I wonder if today's teenagers feel any sense of purpose, drive. Terrorism once was a mark for my students to instill some of that fear, but even that didn't seem to take a firm hold with the enemy being elusive and without a constant face or symbol to rally against. Anything that may have been something to fear now only appears to as a surreal image that belonged in a film. I remember the most common comment from all my students after 9/11 was that it felt like they were watching a movie.

Our world seems detached from itself. No matter how closely we may be connected through a wireless network populated with hundreds of psuedofriends on Facebook, students do not really know how to communicate. Students don't even talk to teach other. They don't have those nights I grew up having when I would sneak on the phone in the kitchen and stretch out the cord to the next room so I could stealthily have a conversation with my newest infatuation. They text each other and say LOL without experiencing any real laughter. Why say LOL when you could just laugh?

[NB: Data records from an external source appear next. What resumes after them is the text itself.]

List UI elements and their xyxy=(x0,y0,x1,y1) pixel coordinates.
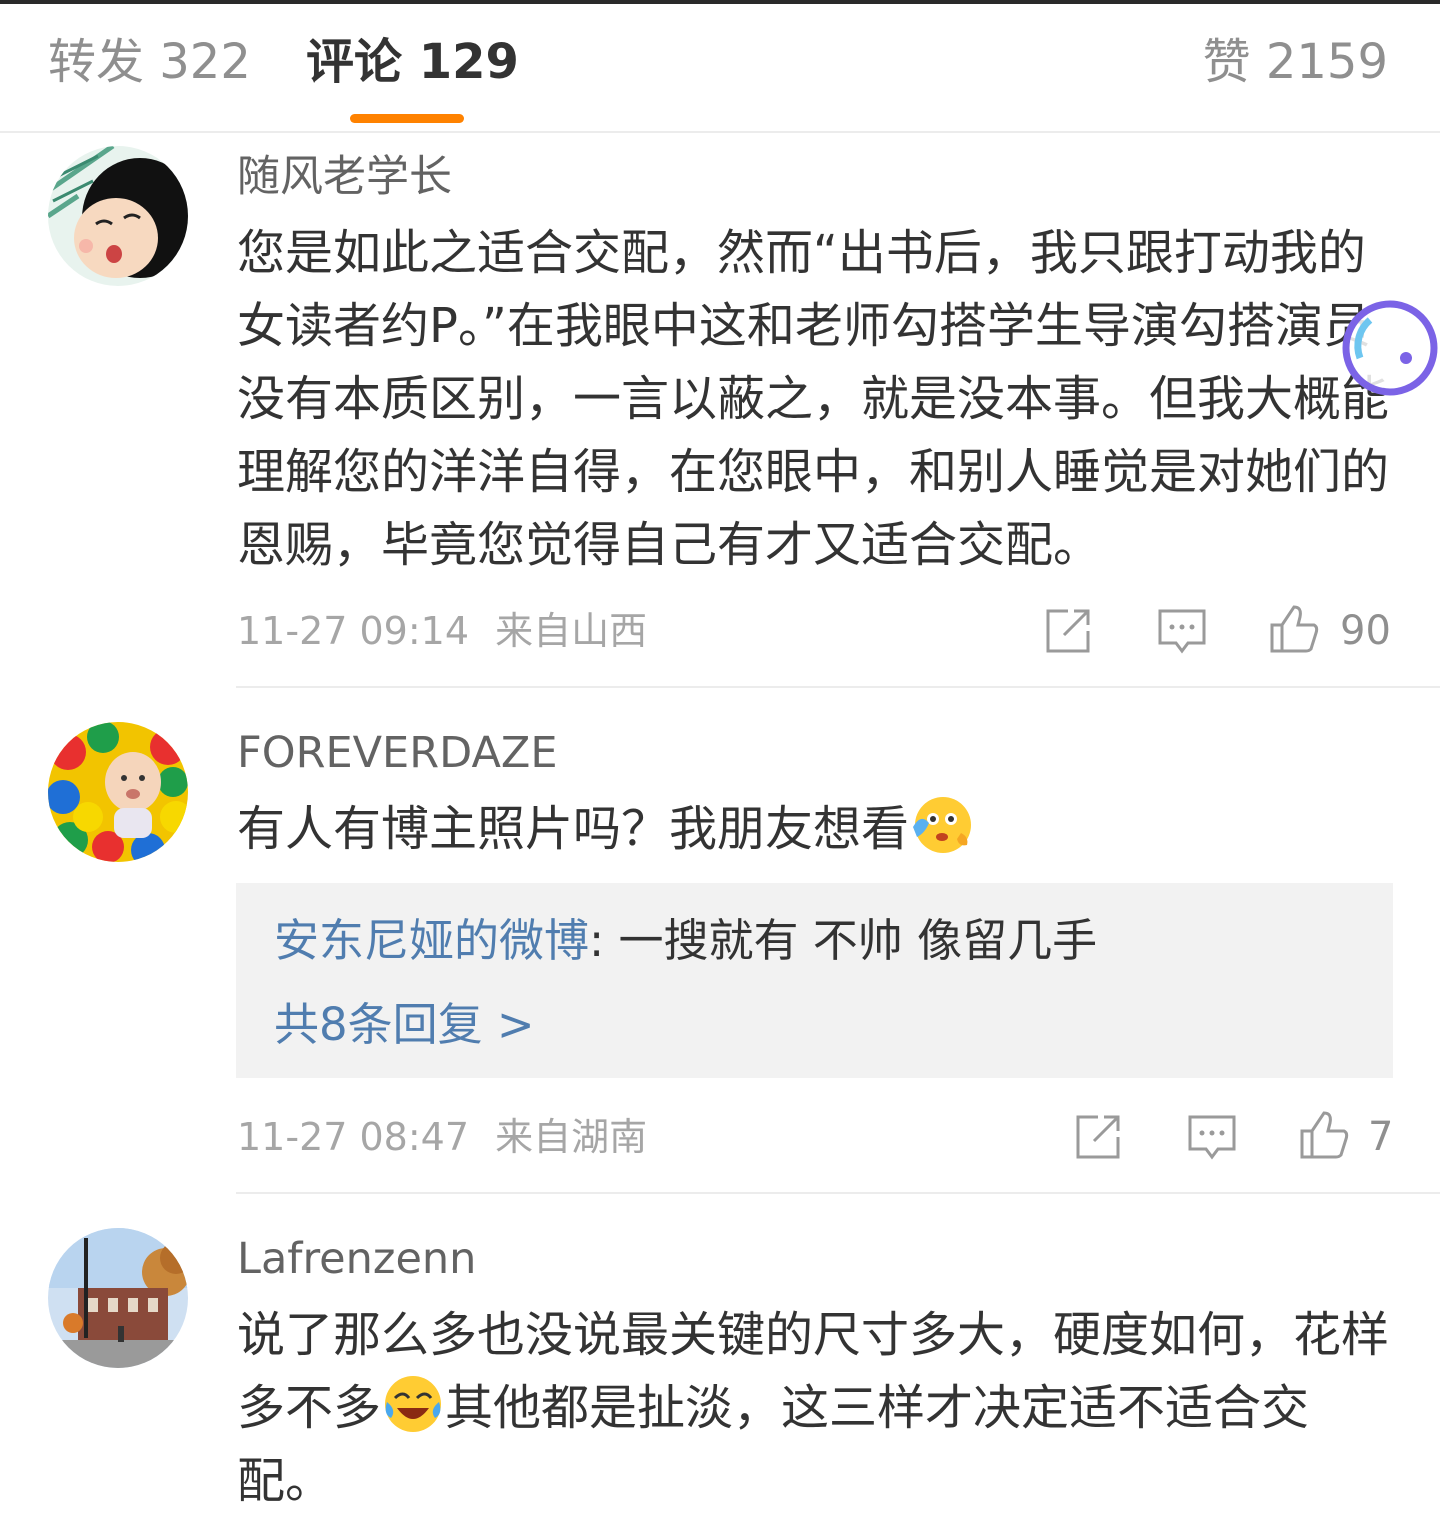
share-icon[interactable] xyxy=(1040,603,1096,659)
divider xyxy=(236,1192,1440,1194)
like-icon[interactable] xyxy=(1266,601,1322,657)
cartoon-sleeping-child-avatar-icon xyxy=(48,146,188,286)
reply-text: : 一搜就有 不帅 像留几手 xyxy=(589,914,1098,967)
comment-location: 来自山西 xyxy=(495,609,648,653)
comment-username[interactable]: 随风老学长 xyxy=(237,150,452,204)
comment-time: 11-27 09:14 xyxy=(237,609,470,653)
comment-text: 您是如此之适合交配，然而“出书后，我只跟打动我的女读者约P。”在我眼中这和老师勾… xyxy=(237,225,1390,573)
comment-meta: 11-27 09:14 来自山西 xyxy=(237,606,647,656)
comment-location: 来自湖南 xyxy=(495,1115,648,1159)
comment-time: 11-27 08:47 xyxy=(237,1115,470,1159)
reply-author[interactable]: 安东尼娅的微博 xyxy=(274,914,589,967)
tab-bar: 转发 322 评论 129 赞 2159 xyxy=(0,4,1440,133)
divider xyxy=(236,686,1440,688)
comment-icon[interactable] xyxy=(1154,603,1210,659)
baby-in-ball-pit-avatar-icon xyxy=(48,722,188,862)
tab-comments[interactable]: 评论 129 xyxy=(306,32,519,92)
tab-likes[interactable]: 赞 2159 xyxy=(1203,32,1388,92)
street-scene-avatar-icon xyxy=(48,1228,188,1368)
like-count: 7 xyxy=(1368,1114,1394,1160)
active-tab-indicator xyxy=(350,114,464,123)
comment-username[interactable]: FOREVERDAZE xyxy=(237,726,557,780)
shy-emoji-icon xyxy=(909,793,973,857)
comment-icon[interactable] xyxy=(1184,1109,1240,1165)
like-icon[interactable] xyxy=(1296,1107,1352,1163)
comment-text: 说了那么多也没说最关键的尺寸多大，硬度如何，花样多不多 其他都是扯淡，这三样才决定… xyxy=(237,1299,1397,1518)
reply-preview[interactable]: 安东尼娅的微博: 一搜就有 不帅 像留几手 共8条回复 > xyxy=(236,883,1393,1078)
comment-text-content: 有人有博主照片吗？我朋友想看 xyxy=(237,801,910,857)
reply-line: 安东尼娅的微博: 一搜就有 不帅 像留几手 xyxy=(274,911,1097,971)
share-icon[interactable] xyxy=(1070,1109,1126,1165)
view-replies-link[interactable]: 共8条回复 > xyxy=(274,995,535,1055)
avatar[interactable] xyxy=(48,146,188,286)
tab-forward[interactable]: 转发 322 xyxy=(48,32,251,92)
comment-meta: 11-27 08:47 来自湖南 xyxy=(237,1112,647,1162)
avatar[interactable] xyxy=(48,1228,188,1368)
like-count: 90 xyxy=(1340,608,1391,654)
comment-text: 有人有博主照片吗？我朋友想看 xyxy=(237,793,1397,866)
floating-assistant-button[interactable] xyxy=(1340,298,1440,398)
comment-username[interactable]: Lafrenzenn xyxy=(237,1232,476,1286)
avatar[interactable] xyxy=(48,722,188,862)
laughing-crying-emoji-icon xyxy=(381,1372,445,1436)
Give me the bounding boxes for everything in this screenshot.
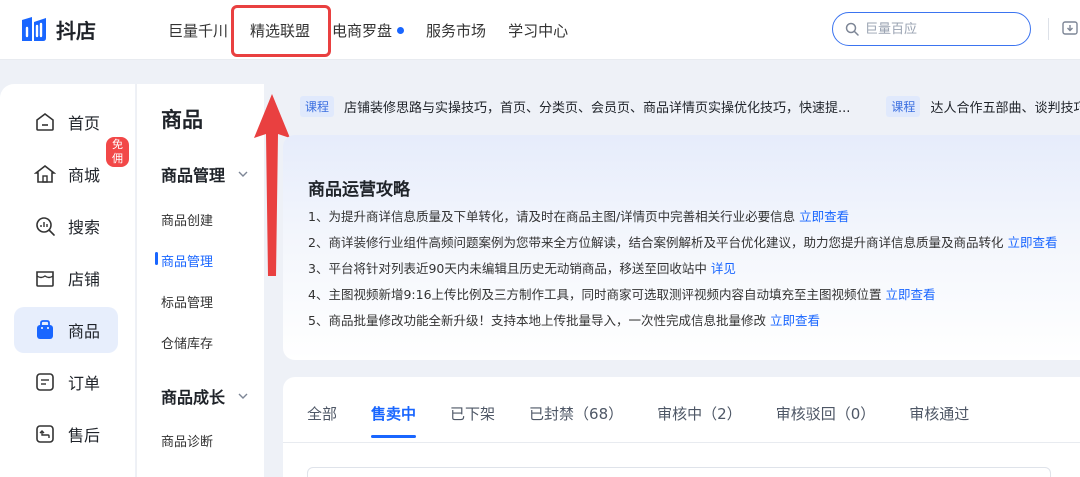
sidebar-item-search[interactable]: 搜索 xyxy=(14,203,118,249)
sidebar-item-products[interactable]: 商品 xyxy=(14,307,118,353)
guide-item: 4、主图视频新增9:16上传比例及三方制作工具，同时商家可选取测评视频内容自动填… xyxy=(308,286,1080,312)
status-tabs: 全部 售卖中 已下架 已封禁（68） 审核中（2） 审核驳回（0） 审核通过 xyxy=(307,403,1003,438)
chevron-down-icon xyxy=(238,171,248,177)
chevron-down-icon xyxy=(238,393,248,399)
sublink-warehouse-stock[interactable]: 仓储库存 xyxy=(161,333,213,352)
group-product-growth[interactable]: 商品成长 xyxy=(161,384,249,408)
guide-item: 3、平台将针对列表近90天内未编辑且历史无动销商品，移送至回收站中 详见 xyxy=(308,260,1080,286)
sublink-product-manage[interactable]: 商品管理 xyxy=(161,251,213,270)
sidebar-item-label: 商城 xyxy=(68,166,101,185)
sidebar-item-orders[interactable]: 订单 xyxy=(14,359,118,405)
section-title: 商品 xyxy=(161,108,203,132)
operation-guide-card: 商品运营攻略 1、为提升商详信息质量及下单转化，请及时在商品主图/详情页中完善相… xyxy=(283,135,1080,360)
douyin-shop-logo-icon xyxy=(22,17,46,41)
sublink-product-diagnosis[interactable]: 商品诊断 xyxy=(161,431,213,450)
guide-item: 2、商详装修行业组件高频问题案例为您带来全方位解读，结合案例解析及平台优化建议，… xyxy=(308,234,1080,260)
order-list-icon xyxy=(36,373,54,391)
tab-under-review[interactable]: 审核中（2） xyxy=(657,403,742,438)
free-commission-badge: 免佣 xyxy=(106,137,129,167)
nav-label: 巨量千川 xyxy=(168,21,229,40)
guide-text: 2、商详装修行业组件高频问题案例为您带来全方位解读，结合案例解析及平台优化建议，… xyxy=(308,235,1004,250)
nav-item-service-market[interactable]: 服务市场 xyxy=(426,20,486,41)
search-icon xyxy=(845,22,859,36)
tab-all[interactable]: 全部 xyxy=(307,403,337,438)
after-sales-icon xyxy=(36,425,54,443)
guide-item: 1、为提升商详信息质量及下单转化，请及时在商品主图/详情页中完善相关行业必要信息… xyxy=(308,208,1080,234)
tab-review-approved[interactable]: 审核通过 xyxy=(909,403,969,438)
download-icon[interactable] xyxy=(1062,20,1080,38)
secondary-sidebar: 商品 商品管理 商品创建 商品管理 标品管理 仓储库存 商品成长 商品诊断 xyxy=(136,84,264,477)
guide-text: 3、平台将针对列表近90天内未编辑且历史无动销商品，移送至回收站中 xyxy=(308,261,707,276)
main-sidebar: 首页 商城 免佣 搜索 店铺 商品 订单 售后 xyxy=(0,84,135,477)
guide-item: 5、商品批量修改功能全新升级！支持本地上传批量导入，一次性完成信息批量修改 立即查… xyxy=(308,312,1080,338)
sidebar-item-home[interactable]: 首页 xyxy=(14,99,118,145)
nav-item-learning-center[interactable]: 学习中心 xyxy=(508,20,568,41)
highlight-annotation xyxy=(231,5,331,57)
group-product-management[interactable]: 商品管理 xyxy=(161,162,249,186)
tab-delisted[interactable]: 已下架 xyxy=(450,403,495,438)
guide-link[interactable]: 详见 xyxy=(711,261,736,276)
divider xyxy=(283,442,1080,443)
top-navigation-bar: 抖店 巨量千川 精选联盟 电商罗盘 服务市场 学习中心 xyxy=(0,0,1080,60)
product-bag-icon xyxy=(37,320,53,339)
logo-text: 抖店 xyxy=(56,18,96,43)
sidebar-item-mall[interactable]: 商城 免佣 xyxy=(14,137,129,197)
guide-text: 5、商品批量修改功能全新升级！支持本地上传批量导入，一次性完成信息批量修改 xyxy=(308,313,766,328)
nav-item-compass[interactable]: 电商罗盘 xyxy=(332,20,405,41)
search-input[interactable] xyxy=(865,21,1015,37)
nav-label: 学习中心 xyxy=(508,21,569,40)
guide-link[interactable]: 立即查看 xyxy=(770,313,820,328)
new-dot-icon xyxy=(397,26,405,34)
search-analytics-icon xyxy=(36,217,55,236)
guide-link[interactable]: 立即查看 xyxy=(1007,235,1057,250)
sidebar-item-label: 商品 xyxy=(68,322,101,341)
product-list-card: 全部 售卖中 已下架 已封禁（68） 审核中（2） 审核驳回（0） 审核通过 xyxy=(283,377,1080,477)
guide-link[interactable]: 立即查看 xyxy=(799,209,849,224)
tab-review-rejected[interactable]: 审核驳回（0） xyxy=(776,403,876,438)
store-icon xyxy=(36,271,54,287)
guide-text: 1、为提升商详信息质量及下单转化，请及时在商品主图/详情页中完善相关行业必要信息 xyxy=(308,209,796,224)
course-text[interactable]: 店铺装修思路与实操技巧，首页、分类页、会员页、商品详情页实操优化技巧，快速提..… xyxy=(344,97,850,116)
sidebar-item-label: 搜索 xyxy=(68,218,101,237)
sidebar-item-label: 售后 xyxy=(68,426,101,445)
sidebar-item-store[interactable]: 店铺 xyxy=(14,255,118,301)
guide-text: 4、主图视频新增9:16上传比例及三方制作工具，同时商家可选取测评视频内容自动填… xyxy=(308,287,882,302)
logo[interactable]: 抖店 xyxy=(18,14,96,44)
mall-icon xyxy=(34,164,56,183)
tab-on-sale[interactable]: 售卖中 xyxy=(371,403,417,438)
sidebar-item-label: 订单 xyxy=(68,374,101,393)
home-icon xyxy=(36,113,54,131)
course-text[interactable]: 达人合作五部曲、谈判技巧 xyxy=(930,97,1080,116)
course-tag: 课程 xyxy=(886,95,921,117)
course-ticker[interactable]: 课程 店铺装修思路与实操技巧，首页、分类页、会员页、商品详情页实操优化技巧，快速… xyxy=(300,92,1080,120)
sidebar-item-label: 店铺 xyxy=(68,270,101,289)
sublink-standard-products[interactable]: 标品管理 xyxy=(161,292,213,311)
nav-label: 服务市场 xyxy=(426,21,487,40)
guide-list: 1、为提升商详信息质量及下单转化，请及时在商品主图/详情页中完善相关行业必要信息… xyxy=(308,208,1080,338)
sidebar-item-after-sales[interactable]: 售后 xyxy=(14,411,118,457)
sublink-product-create[interactable]: 商品创建 xyxy=(161,210,213,229)
guide-title: 商品运营攻略 xyxy=(308,180,410,200)
nav-item-qianchuan[interactable]: 巨量千川 xyxy=(168,20,228,41)
tab-banned[interactable]: 已封禁（68） xyxy=(529,403,623,438)
nav-label: 电商罗盘 xyxy=(332,21,393,40)
group-label: 商品成长 xyxy=(161,388,226,407)
divider xyxy=(1048,18,1049,40)
guide-link[interactable]: 立即查看 xyxy=(886,287,936,302)
active-indicator xyxy=(155,252,158,265)
course-tag: 课程 xyxy=(300,95,335,117)
filter-panel xyxy=(307,467,1051,477)
search-box[interactable] xyxy=(832,12,1031,46)
sidebar-item-label: 首页 xyxy=(68,114,101,133)
group-label: 商品管理 xyxy=(161,166,226,185)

Almost every vision they have now seems to be provided by some director (the media, the film, the internet). The ability to imagine a story is nearly impossible for many teenagers. They want to be force fed and told how to view something rather than paint an image for themselves. Every time I have a student ask for the movie of a certain story or book, I ask why? So they can "see" the story. I remind them that they are only being shown one person's, one media source's perspective. Isn't this true of an author writing a book as well? But the students need to construct and build their own walls instead of trapping themselves within artificial ones.

One of the biggest points I try to make in class about reading is this. Why would so many conquerors destroy a defeated enemy's books, take them out to the town square and burn them? Why would leaders and governments censor the news or try to control it? Why are they throwing away a right for which so many gave their lives? A right they learn about personally form Frederick Douglass' Autobiography. Why are they allowing themselves to be subjugated to the whims of whoever controls the information?

I can only hope that reading 1984 will help open their own eyes.